Cuando la oleada de vida abandona el globo A en el
Período Solar, por última vez, ese globo comienza a disgregarse. Sus
fuerzas son transferidas a la Región del Pensamiento Abstracto, más
densa, donde forman un planeta que será utilizado en el Período
Lunar. De la misma manera, las fuerzas de los demás globos son
transferidas y sirven de núcleos para los globos del Período Lunar,
tal como lo muestra el diagrama 8, siendo el proceso el mismo
exactamente que cuando los globos pasaron de sus sitios del Período
de Saturno a las posiciones ocupadas durante el Período Solar. De
esta manera los globos del Período Lunar se encuentran un grado más
abajo en la materia que en el Período Solar, estando situado el
globo más inferior (el D) en la Región Etérica del Mundo Físico.
Después del intervalo de Noche Cósmica entre el Período Solar y
Período Lunar, la oleada de vida comienza su curso en el globo A de
la última, completando a su debido tiempo sus siete revoluciones,
como anteriormente. Entonces hay otra Noche Cósmica, durante la cual
quedan los globos transferidos un grado más abajo, y entonces el
globo más denso está situado en la Región Química del Mundo Físico,
como lo muestra el citado diagrama 8.
Este es el Período Terrestre y el globo inferior y
más denso (el D) es nuestra Tierra actual.
La oleada de vida parte también del globo A,
después de la Noche Cósmica que sucedió al Período Lunar. En el
actual Período Terrestre ha circulado ya tres veces en torno de los
siete globos y está actualmente en el globo D, en su cuarta
revolución.
Aquí en la Tierra, en la actual cuarta revolución, se
alcanzó la mayor densidad de materia, el nadir de la materialidad,
hace unos cuantos millones de años. Desde entonces la tendencia es
hacia la sutilización. Durante las tres revoluciones y media que
faltan para completar este período, la condición de la Tierra se irá
haciendo cada vez más etérea, y en el próximo -- el Período de
Júpiter -- el globo D volverá a encontrarse situado en la Región
Etérica, como estaba en el Período Lunar, elevándose los demás
globos, también, correspondientemente.
En el Período de Venus se situarán en los mismos
Mundos que cuando se estaba en el Período Solar. Los globos del
Período de Vulcano tendrán la misma densidad y estarán situados en
los mismos Mundos en que estaban los globos del Período de Saturno.

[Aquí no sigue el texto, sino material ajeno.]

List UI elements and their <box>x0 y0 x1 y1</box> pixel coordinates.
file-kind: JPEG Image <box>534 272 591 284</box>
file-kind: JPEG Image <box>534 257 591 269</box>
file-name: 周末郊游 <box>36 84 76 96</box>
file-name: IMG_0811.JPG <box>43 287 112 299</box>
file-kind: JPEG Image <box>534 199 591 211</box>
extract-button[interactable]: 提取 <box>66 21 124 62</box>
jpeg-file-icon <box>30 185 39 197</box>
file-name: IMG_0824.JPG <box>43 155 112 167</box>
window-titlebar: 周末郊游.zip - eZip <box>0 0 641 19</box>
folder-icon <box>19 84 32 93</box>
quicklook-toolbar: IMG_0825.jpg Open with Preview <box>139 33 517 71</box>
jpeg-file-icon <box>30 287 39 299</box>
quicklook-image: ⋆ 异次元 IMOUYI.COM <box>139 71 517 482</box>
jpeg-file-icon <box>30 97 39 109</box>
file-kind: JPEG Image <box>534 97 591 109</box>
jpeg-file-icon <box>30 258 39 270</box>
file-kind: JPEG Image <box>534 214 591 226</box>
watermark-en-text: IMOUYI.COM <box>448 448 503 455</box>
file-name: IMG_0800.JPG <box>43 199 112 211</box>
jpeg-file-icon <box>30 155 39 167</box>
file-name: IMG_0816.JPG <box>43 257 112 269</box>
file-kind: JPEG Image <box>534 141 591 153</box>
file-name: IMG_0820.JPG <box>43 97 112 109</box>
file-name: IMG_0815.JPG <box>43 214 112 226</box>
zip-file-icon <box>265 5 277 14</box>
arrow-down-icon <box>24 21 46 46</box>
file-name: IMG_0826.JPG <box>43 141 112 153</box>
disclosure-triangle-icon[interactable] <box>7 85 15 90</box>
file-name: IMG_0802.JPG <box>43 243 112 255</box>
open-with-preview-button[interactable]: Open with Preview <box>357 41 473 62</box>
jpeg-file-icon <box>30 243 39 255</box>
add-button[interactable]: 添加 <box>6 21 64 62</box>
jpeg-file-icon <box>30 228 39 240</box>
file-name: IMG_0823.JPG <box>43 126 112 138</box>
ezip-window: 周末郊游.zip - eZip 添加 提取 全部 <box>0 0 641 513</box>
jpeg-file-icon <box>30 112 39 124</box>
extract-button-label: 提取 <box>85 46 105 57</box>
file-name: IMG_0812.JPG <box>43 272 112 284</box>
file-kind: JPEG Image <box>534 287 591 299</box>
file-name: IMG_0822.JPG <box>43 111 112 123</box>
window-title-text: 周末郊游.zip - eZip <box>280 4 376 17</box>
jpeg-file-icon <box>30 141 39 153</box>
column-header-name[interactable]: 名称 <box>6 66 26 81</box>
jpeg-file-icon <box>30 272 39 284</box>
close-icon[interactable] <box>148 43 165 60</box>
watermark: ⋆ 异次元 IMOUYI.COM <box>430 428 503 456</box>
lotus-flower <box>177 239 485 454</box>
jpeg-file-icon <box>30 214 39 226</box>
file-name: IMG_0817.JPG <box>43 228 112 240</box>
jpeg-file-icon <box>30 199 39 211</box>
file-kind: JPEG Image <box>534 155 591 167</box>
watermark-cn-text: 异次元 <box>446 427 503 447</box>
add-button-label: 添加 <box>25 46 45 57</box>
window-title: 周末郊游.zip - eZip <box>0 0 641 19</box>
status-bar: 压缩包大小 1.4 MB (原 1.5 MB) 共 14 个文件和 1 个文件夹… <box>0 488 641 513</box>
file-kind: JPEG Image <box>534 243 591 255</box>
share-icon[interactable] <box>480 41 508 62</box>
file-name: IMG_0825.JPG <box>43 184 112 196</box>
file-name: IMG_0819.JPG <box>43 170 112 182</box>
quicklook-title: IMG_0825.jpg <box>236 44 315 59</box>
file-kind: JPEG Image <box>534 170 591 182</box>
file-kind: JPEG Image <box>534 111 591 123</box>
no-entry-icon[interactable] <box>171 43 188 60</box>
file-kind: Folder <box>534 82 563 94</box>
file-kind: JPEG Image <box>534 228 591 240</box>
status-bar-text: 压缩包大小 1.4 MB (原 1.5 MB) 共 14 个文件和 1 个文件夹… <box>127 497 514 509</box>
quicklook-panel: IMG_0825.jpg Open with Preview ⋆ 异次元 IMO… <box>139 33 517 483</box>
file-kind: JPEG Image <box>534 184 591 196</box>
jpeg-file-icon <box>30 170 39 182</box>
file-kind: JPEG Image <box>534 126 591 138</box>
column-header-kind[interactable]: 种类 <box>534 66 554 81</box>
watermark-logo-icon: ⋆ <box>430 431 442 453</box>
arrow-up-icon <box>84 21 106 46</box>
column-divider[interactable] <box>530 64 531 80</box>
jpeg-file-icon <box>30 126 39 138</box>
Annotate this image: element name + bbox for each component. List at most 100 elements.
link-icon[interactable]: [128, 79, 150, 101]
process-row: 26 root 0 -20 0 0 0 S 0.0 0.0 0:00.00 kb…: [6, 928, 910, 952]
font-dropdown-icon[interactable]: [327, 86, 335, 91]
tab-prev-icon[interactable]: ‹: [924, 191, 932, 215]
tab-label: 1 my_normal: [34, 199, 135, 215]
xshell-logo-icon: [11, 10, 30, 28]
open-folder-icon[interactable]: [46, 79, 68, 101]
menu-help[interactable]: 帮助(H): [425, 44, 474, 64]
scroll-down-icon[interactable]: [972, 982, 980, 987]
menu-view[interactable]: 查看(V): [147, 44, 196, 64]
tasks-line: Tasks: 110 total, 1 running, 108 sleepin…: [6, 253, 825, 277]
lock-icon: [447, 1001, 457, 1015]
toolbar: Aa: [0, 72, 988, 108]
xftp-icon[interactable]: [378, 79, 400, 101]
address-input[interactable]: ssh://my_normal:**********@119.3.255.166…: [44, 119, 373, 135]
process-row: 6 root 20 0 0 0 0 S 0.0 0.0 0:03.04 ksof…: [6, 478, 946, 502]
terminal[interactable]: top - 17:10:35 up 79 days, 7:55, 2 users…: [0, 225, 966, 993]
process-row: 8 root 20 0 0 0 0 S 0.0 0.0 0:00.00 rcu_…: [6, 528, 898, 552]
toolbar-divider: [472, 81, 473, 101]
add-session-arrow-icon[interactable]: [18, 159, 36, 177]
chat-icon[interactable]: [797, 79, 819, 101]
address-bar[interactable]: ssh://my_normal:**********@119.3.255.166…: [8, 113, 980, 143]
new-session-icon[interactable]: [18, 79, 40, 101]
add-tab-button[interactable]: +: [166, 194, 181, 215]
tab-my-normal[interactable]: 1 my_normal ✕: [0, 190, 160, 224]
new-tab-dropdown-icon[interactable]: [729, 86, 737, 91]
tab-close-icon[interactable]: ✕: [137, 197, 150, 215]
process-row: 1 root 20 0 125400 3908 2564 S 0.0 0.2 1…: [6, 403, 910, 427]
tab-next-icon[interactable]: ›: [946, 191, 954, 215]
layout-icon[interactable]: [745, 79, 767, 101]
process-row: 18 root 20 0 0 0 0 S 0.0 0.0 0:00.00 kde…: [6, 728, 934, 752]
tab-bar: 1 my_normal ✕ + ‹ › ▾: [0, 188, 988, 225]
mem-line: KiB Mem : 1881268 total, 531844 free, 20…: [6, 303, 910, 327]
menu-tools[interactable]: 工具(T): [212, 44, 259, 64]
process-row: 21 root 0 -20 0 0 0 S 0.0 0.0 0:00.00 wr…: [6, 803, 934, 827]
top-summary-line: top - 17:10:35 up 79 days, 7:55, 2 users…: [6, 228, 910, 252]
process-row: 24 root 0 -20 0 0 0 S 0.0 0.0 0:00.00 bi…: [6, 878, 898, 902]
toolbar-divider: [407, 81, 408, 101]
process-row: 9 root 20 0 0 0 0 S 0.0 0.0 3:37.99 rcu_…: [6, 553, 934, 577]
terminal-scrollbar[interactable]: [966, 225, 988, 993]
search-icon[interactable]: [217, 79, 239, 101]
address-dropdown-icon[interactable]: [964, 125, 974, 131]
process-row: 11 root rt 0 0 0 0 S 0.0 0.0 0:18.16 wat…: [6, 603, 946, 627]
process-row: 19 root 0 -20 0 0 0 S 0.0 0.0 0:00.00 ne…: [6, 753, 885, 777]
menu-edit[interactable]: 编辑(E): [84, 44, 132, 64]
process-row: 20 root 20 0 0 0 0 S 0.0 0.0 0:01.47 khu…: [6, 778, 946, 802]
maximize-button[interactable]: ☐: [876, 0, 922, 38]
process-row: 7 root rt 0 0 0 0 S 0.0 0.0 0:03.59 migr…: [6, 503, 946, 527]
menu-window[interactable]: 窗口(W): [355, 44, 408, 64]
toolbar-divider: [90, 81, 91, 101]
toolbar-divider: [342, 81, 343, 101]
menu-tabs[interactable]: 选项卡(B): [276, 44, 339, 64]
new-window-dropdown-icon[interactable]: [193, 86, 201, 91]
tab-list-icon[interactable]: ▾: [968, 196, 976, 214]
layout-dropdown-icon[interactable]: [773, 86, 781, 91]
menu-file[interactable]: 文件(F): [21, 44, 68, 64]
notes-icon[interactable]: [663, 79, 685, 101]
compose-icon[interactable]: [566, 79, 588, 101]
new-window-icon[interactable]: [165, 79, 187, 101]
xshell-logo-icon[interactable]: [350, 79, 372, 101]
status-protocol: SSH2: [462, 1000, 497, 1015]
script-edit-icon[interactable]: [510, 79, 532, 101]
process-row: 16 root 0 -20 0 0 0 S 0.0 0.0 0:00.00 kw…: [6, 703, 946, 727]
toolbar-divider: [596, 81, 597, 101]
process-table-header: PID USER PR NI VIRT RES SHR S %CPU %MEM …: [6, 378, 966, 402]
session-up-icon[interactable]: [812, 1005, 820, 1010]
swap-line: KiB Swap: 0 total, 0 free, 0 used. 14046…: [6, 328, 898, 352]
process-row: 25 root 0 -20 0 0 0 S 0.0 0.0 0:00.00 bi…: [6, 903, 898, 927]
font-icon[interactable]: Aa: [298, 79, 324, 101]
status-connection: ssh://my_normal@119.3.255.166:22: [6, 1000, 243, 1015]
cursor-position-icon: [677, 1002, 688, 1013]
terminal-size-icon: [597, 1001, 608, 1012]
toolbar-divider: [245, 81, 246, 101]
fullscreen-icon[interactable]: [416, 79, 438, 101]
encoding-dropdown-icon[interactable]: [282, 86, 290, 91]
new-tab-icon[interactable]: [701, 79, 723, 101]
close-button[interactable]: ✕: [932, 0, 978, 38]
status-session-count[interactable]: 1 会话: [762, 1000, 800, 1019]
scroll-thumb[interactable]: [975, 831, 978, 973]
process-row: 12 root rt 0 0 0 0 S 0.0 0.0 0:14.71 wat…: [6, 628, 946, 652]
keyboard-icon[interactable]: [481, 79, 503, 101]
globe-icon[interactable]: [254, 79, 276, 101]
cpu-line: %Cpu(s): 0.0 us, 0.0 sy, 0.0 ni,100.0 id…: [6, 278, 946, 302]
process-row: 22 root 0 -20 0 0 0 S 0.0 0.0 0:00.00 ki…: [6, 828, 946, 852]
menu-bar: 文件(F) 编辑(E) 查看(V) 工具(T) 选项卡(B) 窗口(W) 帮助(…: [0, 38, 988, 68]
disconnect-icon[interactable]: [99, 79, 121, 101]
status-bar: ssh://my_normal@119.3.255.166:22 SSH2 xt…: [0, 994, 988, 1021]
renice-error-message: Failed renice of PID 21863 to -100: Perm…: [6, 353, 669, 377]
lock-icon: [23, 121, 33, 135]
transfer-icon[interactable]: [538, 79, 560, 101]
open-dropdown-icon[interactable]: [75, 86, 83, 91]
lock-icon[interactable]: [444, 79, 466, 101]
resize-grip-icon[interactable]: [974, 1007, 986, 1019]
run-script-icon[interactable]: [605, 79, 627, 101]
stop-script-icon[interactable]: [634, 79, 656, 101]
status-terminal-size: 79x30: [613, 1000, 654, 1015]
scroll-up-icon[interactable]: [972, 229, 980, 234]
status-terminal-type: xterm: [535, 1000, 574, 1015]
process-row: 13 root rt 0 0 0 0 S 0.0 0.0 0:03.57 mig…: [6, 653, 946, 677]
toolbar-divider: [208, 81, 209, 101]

Cuando la oleada de vida haya completado su trabajo
en el Período Terrestre, y cuando haya pasado la Noche Cósmica que
le seguirá, aquella dará sus siete Revoluciones en torno de los
globos del Período de Júpiter. A continuación seguirá la
correspondiente Noche Cósmica con sus actividades subjetivas;
después de ellas las siete revoluciones del Período de Venus;
después de otro descanso, el que será sucedido por el último de los
Períodos de nuestro esquema actual de evolución: el Período de
Vulcano. La oleada de vida también hará sus siete revoluciones en
ese período, y al fin de la última Revolución todos los globos se
disolverán y la oleada de vida será reabsorbida por Dios durante un
período de tiempo igual en duración al empleado por todos los siete
Períodos de actividad. Dios Mismo se sumerge entonces en el Absoluto
durante la Noche Universal de asimilación y preparación para otro
Gran Día.
Otras evoluciones más grandes seguirán entonces,
pero sólo podemos hablar de los siete Períodos ya descriptos.